Cargando las maletas a la espalda, los hombres hablaban en voz baja e intercambiaban miradas cómplices.
– ¿Confía en ellos? -preguntó la condesa.
– No tema, no traman nada malo.
– ¿Y por qué parecen tan raros?
– Enseguida lo sabrá.
A lo lejos, las casas blancas de Quft enrojecían bajo el sol, que se ponía. Los hombres de la escolta estaban cada vez más emocionados. Reían y señalaban con sus dedos morenos. Helena y María recorrieron el árido paisaje con la mirada. En alguna parte, sonaban unos tambores. En cierto momento, distinguieron unas siluetas en el camino. Los tambores sonaban más fuerte en honor de los viajeros. Las siluetas se fueron precisando una a una. Había una mujer sobre una cima rocosa escarpada, pero la dejaron atrás. Otra acudía a su encuentro, después cinco más, una docena…

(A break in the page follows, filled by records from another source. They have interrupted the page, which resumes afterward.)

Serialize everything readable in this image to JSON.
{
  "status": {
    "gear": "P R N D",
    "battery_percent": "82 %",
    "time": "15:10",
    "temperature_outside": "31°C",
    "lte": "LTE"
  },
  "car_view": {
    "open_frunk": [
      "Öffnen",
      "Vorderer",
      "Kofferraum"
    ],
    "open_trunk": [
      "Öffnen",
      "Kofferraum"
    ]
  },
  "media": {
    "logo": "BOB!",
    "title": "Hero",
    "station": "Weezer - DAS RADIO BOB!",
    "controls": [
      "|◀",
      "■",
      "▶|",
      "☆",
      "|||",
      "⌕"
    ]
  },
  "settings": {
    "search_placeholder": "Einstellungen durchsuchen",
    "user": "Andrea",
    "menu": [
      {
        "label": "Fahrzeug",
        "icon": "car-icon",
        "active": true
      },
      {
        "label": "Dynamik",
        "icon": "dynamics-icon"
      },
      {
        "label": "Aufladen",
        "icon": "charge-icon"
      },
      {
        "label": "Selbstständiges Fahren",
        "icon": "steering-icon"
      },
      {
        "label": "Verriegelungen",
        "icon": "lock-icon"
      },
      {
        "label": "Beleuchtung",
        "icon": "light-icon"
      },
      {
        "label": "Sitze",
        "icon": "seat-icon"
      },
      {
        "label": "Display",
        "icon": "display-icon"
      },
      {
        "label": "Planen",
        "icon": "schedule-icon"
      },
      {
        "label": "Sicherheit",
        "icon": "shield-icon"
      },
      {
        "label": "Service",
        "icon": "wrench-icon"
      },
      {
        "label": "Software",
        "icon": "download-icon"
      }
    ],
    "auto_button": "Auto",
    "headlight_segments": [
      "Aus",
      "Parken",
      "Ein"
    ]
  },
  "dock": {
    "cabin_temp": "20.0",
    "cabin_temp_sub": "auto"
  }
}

Todas poseían una gran belleza e iban vestidas con largos velos negros con bordados de oro y plata. Sonreían y se cruzaban miradas llenas de sobreentendidos. A esas sonrisas, los hombres de la escolta respondían con señales inequívocas.
– ¡Vaya, vaya! -exclamó la condesa-. Esos mensajes no engañan a nadie.
– Es una práctica corriente en el Medio y el Alto Egipto -confirmó Paulos-. Venden así sus encantos desde hace siglos.
Rodeadas por todas esas mujeres de ojos de ébano maquillados con kohl azulado, Helena y María hicieron una entrada triunfal en Quft. El jeque Yabis las recibió en persona y ni siquiera se tomó la molestia de examinar el salvoconducto que autorizaba su viaje.
La noche avanzaba: la fiesta estaba en pleno apogeo. Unas dóciles jovencitas ofrecían boles de yute y de fattas picantes, otras preparaban hojaldres de mantequilla fundida, azúcar, canela, y exprimían mangos y granadas.
Helena se ocultaba en la oscuridad, medio recostada sobre los cojines esparcidos por el suelo. Algunos fuegos crepitaban y las llamas jugaban sobre los cuerpos de las mujeres que danzaban al son de las flautas y del rebabah, cuya única cuerda chirriaba bajo el arco de un viejo músico. Se movían con gracia sobre los pies desnudos. El espíritu de la libertad y del amor daba vueltas y vueltas entre sus manos llenas de anillos. Un fino sudor perlaba la piel ámbar de sus brazos. A veces, con un movimiento marcado de la pelvis, sus caderas y sus muslos quedaban al descubierto. Entonces, los hombres alargaban las manos hacia las curvas incitantes y seguían con la mirada esos movimientos que prometían placeres. La tensión aumentaba. Se les entrecortaba el aliento. El amor que fingían avivaba el fuego que corría por las venas de los espectadores.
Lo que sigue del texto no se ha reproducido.